A group of shareholders brought a suit against the Board of Directors of a publicly traded company in Delaware. The Board had previously decided to implant a “poison pill” agreement, where any form of attempted takeover by the shareholders would grant an equity company familiar with the Board super voting power. When a shareholder attempted to oust the current board by obtaining proxies, she retained more than ten – breaking a rule which mandates a limit on the number of proxies one shareholder can acquire. The shareholder believes there ought to be exceptions to the U.S. Securities and Exchanges Commission’s proxy rules, since the company had been delisted as an “Over-The-Counter” electronically traded pink sheet and had been consistently out of compliance with annual regulatory filings.
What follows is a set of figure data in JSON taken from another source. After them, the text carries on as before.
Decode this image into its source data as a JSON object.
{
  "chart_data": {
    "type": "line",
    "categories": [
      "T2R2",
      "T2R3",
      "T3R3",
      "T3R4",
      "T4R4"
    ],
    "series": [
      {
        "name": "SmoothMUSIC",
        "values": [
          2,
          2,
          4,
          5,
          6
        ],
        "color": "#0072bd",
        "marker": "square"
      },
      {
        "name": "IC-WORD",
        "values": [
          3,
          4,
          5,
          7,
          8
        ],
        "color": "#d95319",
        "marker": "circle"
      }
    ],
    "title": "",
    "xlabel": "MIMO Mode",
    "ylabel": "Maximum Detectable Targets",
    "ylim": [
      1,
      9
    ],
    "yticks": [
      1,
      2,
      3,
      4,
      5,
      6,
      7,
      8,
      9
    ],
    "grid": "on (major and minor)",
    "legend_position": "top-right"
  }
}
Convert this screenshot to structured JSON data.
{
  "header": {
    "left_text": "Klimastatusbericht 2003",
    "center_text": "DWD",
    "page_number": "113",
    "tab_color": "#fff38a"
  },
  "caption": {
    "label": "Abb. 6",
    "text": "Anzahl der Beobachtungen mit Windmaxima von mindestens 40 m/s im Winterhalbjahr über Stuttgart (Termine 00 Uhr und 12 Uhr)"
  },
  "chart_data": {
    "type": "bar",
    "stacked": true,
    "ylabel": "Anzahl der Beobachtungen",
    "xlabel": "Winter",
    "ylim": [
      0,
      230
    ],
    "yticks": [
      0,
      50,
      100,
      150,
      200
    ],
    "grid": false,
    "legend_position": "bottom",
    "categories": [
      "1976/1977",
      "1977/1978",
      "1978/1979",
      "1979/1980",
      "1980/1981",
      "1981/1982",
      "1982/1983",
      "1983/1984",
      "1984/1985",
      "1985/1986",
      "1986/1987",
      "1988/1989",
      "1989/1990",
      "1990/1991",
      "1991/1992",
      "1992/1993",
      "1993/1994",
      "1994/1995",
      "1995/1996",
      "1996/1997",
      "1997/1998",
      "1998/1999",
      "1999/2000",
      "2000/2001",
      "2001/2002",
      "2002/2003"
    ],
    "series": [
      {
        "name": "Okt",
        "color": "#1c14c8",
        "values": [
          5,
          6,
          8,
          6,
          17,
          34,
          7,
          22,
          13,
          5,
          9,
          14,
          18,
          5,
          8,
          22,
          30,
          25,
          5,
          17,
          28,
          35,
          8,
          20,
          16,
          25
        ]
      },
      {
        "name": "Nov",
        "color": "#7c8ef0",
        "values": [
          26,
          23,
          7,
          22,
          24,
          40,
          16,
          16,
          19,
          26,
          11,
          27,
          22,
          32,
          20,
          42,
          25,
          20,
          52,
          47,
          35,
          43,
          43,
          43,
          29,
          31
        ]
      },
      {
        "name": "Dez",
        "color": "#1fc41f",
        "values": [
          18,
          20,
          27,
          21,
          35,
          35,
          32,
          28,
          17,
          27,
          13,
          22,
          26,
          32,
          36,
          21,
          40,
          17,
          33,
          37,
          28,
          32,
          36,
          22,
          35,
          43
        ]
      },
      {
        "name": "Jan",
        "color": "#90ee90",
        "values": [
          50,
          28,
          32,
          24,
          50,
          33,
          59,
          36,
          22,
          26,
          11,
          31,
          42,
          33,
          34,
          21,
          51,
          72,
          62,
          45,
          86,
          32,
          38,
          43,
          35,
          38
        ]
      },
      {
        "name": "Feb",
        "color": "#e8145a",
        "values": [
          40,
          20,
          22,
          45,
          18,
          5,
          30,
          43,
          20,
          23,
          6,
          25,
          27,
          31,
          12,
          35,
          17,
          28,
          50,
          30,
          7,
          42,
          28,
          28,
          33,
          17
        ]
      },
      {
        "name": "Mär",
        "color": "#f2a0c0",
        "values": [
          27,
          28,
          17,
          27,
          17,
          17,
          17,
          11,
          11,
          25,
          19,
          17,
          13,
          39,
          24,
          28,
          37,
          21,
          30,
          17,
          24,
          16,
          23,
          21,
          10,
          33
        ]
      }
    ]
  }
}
With the shareholder believing that the “poison pill” agreement was created solely to allow the current board to keep holding company power, a respected expert on rules and regulations of the Securities and Exchanges Commission was inquired after to testify about proxy standards and similar agreements.
Question(s) For Expert Witness
- 1. Please briefly describe your experience as it relates to the Securities and Exchanges Commission proxy rules and regulations in situations like the one in this case.
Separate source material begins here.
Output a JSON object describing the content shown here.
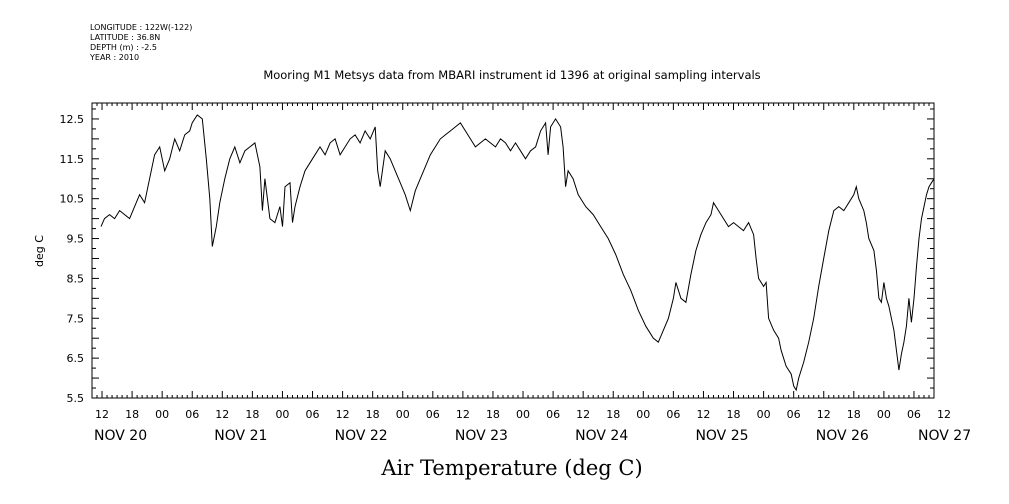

- 2. Can you speak to the functionality and legality of "poison pill" agreements like the one in this case?
Expert Witness Response E-086242
I teach and research these subjects, so I know the field very well. It is possible that there is an exception to the proxy rule, though I would need to learn more about the facts of the case to know for certain. This is a relatively black and white factual analysis. From what I can tell on the poison pill element, it appears to be severe corporate entrenchment. I am confident that, based on corporate law, this particular poison pill would not pass required legal standards to be validated.
Expert Witness Response E-086140
I have been a corporate and securities transactions lawyer for many years and am familiar with the proxy rules, having drafted and advised clients regarding shareholder rights plans – or “poison pills.” Proxy rules come into play when a company registers a class of securities under the 1934 Exchange Act, which the company in this instance has apparently done. These rules are no different for electronically traded or more traditionally traded stocks, and are generally not affected if a company becomes delisted from the exchange. It would be difficult to provide advice on questioning of the 10 persons proxy rule without a more thorough review of the underlying facts of the case.